Steve
......"last few days I've been considering surgery to have them take the ear off-line...to disconnect it. I don't think I can live the rest of my life listening to this constant ringing!".....
There are prob four or five "centers of excellence" in this area---others will claim to be---but in reality are not. Think I would make sure that I had the information from at least one of them---before deciding to go forwarded with
"take the ear off-line...to disconnect it."
One of the Centers is Northwestern Univ---some info from there:
Surgery:
Unlike some of the other treatments discussed here, surgery is not necessarily a placebo.
Nevertheless, only rarely is surgical treatment indicated, and even more rarely, is tinnitus relieved by surgery.
You should certainly consider surgery if your tinnitus is due to a tumor and also if it is due to a venous source (usually pulsatile in this situation).
For venous tinnitus, possibilities include jugular vein ligation, occlusion of the sigmoid sinus, or closure of a dural fistula.
Surgery may also be an option to consider if your diagnosis is otosclerosis, fistula or Ménière's disease.
Occasionally persons with Meniere's disease have relief or reduction of tinnitus from transtympanic gentamicin.
Microvascular compression syndrome, in theory, may cause tinnitus, but we have had very little success when the few patients we have seen with this syndrome have undergone surgery.
......And some more info from the Northwestern Univ site:
How is Tinnitus Diagnosed ?
Persons with tinnitus should be seen by a physician expert in ear disease, usually an otologist or a neurotologist. There should be an examination of the ears, and hearing should be tested. The audiogram sometimes shows a sensorineural deficit due to masking from the tinnitus. Tympanograms can sometimes show a rhythmic compliance change due to a middle ear vascular mass or due to contraction of muscles in the middle ear.
Inspection of the eardrum may sometimes demonstrate subtle movements due to contraction of the tensor tympani (Cohen and Perez, 2003). Myoclonus causes a thumping type sound. Myoclonus of the stapedius should result in visible contractions of the ear drum, which produce sounds audible to the examiner. An impedance bridge should document rhythmic changes in ear drum compliance. There should not be movement of the palate or other muscles (as this would suggest palatal myoclonus).
The eyes should be examined for papilloedema (swelling of a portion of the back of the eye called the "optic disk") as increased intracerebral pressure can cause tinnitus.
The TMJ joints of the jaw should be checked as about 28% of persons with TMJ syndrome experience tinnitus. The physician may also request a BAER test (clicks in ears), an ECOG, an MRI/MRA test (scan of the brain), and several blood tests (ANA, B12, FTA, ESR, SMA-24, HBA-IC, fasting glucose, TSH, anti-microsomal antibodies).
In persons with pulsatile tinnitus, additional tests maybe proposed to study the blood vessels and to check the pressure inside the head.
----Gentle pressure on the neck can be performed to block the jugular vein but not the carotid artery.
----The Valsalva maneuver reduces venous return by increasing intrathoracic pressure.
....If there is a venous hum, this usually abates or improves markedly.
....If the pulsation is arterial, these tests have no effects.
MRI/MRA or CT is often suggested in younger patients with unilateral pulsatile tinnitus.

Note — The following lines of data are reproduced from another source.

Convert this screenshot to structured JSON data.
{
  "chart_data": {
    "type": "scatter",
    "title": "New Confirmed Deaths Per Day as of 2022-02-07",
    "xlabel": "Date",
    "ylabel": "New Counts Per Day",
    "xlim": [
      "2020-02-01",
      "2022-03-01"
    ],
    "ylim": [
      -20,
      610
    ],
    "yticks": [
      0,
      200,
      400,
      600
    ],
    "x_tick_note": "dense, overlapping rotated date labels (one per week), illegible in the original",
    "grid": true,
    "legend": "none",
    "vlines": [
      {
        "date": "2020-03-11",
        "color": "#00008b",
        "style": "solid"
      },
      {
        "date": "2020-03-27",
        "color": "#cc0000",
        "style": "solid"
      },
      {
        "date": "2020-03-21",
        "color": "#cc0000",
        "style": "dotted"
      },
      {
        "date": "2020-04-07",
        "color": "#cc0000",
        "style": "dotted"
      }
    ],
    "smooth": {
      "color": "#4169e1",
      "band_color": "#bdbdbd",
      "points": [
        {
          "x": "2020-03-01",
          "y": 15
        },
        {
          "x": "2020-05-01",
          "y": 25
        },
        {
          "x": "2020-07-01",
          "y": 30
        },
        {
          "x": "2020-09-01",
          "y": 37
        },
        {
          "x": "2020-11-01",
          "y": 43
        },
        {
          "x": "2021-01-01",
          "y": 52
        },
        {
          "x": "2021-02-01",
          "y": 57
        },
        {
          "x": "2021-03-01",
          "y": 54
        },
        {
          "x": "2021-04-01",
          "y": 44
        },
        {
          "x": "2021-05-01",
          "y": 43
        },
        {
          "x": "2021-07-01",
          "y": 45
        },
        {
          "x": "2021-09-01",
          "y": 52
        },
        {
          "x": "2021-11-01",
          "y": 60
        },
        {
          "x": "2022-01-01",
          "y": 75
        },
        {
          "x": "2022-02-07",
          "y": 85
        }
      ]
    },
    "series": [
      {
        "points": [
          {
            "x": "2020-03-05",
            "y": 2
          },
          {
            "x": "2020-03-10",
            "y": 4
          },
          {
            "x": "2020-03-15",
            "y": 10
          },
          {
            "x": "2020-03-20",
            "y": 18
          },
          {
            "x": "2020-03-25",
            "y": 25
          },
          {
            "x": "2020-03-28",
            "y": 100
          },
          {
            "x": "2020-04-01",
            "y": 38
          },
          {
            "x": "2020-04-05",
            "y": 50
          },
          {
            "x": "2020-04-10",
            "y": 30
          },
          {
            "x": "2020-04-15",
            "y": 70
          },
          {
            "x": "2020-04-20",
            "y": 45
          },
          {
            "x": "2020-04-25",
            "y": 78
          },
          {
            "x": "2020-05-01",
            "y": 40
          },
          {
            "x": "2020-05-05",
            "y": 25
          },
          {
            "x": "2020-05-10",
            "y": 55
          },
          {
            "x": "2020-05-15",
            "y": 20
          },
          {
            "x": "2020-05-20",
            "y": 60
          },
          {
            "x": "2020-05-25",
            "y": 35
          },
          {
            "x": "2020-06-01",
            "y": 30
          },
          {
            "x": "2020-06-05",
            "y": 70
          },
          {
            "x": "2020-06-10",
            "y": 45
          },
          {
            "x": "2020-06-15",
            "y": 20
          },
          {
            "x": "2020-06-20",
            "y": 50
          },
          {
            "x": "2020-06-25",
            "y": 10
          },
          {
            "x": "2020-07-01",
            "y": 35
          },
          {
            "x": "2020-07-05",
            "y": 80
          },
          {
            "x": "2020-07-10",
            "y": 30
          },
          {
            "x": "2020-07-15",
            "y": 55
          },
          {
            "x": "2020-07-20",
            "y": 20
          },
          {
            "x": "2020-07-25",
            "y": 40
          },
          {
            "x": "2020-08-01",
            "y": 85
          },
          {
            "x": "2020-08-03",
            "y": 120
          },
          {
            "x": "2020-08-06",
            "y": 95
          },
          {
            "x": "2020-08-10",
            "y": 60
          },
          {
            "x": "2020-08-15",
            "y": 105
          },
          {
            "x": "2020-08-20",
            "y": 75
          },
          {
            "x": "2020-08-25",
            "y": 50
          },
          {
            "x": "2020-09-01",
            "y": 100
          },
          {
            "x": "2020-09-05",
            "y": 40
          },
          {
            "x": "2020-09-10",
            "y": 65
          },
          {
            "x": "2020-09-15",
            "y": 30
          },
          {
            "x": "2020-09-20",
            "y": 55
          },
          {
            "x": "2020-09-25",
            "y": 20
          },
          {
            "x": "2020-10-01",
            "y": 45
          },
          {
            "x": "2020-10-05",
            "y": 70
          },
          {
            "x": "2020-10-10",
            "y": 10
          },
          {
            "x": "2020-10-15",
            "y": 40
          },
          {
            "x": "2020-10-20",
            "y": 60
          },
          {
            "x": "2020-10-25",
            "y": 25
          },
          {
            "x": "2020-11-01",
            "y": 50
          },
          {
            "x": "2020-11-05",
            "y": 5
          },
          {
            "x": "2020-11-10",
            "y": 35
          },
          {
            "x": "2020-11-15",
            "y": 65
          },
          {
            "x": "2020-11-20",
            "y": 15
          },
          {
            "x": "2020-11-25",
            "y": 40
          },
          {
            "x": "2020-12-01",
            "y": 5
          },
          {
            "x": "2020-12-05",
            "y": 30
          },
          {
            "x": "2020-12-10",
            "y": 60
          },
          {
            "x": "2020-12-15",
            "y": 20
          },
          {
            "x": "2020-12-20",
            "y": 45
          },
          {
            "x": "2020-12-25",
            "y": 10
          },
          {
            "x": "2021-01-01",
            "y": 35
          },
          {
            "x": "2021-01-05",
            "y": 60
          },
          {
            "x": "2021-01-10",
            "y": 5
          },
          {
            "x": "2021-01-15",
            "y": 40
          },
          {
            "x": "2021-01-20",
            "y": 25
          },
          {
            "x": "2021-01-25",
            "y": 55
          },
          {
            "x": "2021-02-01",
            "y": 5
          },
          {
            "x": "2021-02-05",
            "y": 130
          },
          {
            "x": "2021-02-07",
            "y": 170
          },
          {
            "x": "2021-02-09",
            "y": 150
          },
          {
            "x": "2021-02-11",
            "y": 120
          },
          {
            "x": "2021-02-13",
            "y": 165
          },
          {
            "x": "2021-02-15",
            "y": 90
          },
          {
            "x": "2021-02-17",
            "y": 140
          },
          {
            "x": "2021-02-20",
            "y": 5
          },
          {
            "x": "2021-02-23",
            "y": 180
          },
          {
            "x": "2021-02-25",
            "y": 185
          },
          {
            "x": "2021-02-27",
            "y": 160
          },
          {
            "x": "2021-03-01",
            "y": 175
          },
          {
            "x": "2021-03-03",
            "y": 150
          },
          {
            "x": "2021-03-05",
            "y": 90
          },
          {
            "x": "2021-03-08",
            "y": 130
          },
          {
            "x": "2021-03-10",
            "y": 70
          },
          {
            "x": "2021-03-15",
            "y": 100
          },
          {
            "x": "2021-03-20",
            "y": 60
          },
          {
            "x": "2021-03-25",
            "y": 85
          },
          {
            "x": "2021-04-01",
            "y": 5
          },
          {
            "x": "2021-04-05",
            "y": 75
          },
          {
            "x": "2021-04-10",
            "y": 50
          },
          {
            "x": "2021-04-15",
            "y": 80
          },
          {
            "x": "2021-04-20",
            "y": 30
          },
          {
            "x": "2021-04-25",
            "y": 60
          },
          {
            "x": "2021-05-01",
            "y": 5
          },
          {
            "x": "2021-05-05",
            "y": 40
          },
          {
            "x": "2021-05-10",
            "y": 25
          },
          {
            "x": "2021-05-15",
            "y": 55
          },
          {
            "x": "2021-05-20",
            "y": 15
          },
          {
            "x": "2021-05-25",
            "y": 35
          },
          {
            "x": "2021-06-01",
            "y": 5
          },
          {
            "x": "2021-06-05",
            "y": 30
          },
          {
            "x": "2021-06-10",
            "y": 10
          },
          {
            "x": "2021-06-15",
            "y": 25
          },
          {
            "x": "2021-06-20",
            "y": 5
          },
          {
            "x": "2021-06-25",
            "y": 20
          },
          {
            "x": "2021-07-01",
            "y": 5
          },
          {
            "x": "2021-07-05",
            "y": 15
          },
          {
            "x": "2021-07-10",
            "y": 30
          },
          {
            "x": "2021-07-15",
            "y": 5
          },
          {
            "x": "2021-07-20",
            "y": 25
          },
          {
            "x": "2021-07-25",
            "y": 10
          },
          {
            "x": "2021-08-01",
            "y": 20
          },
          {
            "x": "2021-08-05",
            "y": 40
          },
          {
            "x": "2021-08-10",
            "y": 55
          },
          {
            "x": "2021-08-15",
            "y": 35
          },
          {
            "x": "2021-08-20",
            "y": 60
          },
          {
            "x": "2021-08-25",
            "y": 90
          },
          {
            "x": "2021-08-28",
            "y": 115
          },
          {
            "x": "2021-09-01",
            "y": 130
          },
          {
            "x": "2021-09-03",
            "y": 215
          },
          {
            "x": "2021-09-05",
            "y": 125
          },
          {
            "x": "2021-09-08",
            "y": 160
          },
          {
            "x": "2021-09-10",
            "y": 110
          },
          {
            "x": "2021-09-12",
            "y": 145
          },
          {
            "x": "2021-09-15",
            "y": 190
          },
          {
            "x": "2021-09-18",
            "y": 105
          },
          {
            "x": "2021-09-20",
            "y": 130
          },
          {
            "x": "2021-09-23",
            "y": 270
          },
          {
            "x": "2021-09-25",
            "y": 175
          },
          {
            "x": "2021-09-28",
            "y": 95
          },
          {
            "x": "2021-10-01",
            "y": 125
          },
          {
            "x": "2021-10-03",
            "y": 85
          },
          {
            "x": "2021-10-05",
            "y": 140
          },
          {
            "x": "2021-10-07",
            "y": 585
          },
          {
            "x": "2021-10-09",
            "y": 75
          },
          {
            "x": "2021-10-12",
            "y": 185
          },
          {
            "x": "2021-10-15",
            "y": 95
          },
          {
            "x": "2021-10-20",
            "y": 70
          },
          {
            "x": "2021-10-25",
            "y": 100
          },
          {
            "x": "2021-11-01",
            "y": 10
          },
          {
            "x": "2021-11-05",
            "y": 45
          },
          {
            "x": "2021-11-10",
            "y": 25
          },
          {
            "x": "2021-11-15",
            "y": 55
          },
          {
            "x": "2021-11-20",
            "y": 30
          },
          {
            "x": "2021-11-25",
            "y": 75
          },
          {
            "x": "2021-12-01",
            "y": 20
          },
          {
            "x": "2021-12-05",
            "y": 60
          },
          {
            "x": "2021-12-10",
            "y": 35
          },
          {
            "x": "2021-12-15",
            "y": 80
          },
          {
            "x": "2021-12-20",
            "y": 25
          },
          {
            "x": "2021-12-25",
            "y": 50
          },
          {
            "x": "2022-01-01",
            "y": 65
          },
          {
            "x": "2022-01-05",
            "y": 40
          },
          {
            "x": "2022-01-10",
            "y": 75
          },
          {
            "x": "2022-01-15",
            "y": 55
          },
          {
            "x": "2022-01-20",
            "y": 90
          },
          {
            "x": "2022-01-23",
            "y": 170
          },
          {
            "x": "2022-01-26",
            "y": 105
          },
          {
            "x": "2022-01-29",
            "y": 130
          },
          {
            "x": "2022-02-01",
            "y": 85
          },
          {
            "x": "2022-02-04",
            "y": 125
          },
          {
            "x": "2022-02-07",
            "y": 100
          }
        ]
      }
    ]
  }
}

In older patients, pulsatile tinnitus is often due to atherosclerotic disease and it is less important to get an MRI/MRA. A lumbar puncture may be considered if there is a possibility of benign intracranial hypertension. More invasive testing includes the "balloon occlusion test", where a balloon is blown up in the internal jugular vein to see if it eliminates tinnitus.
Vestibular tests such as ENG or posturography are generally not helpful in diagnosing tinnitus. Tinnitus is rarely attributable to sinus disease and even if tests suggest that you have this common condition, it is unlikely that treatment of it will affect tinnitus.
Based on these tests, tinnitus can be separated into categories of cochlear, retrocochlear, central, and tinnitus of unknown cause.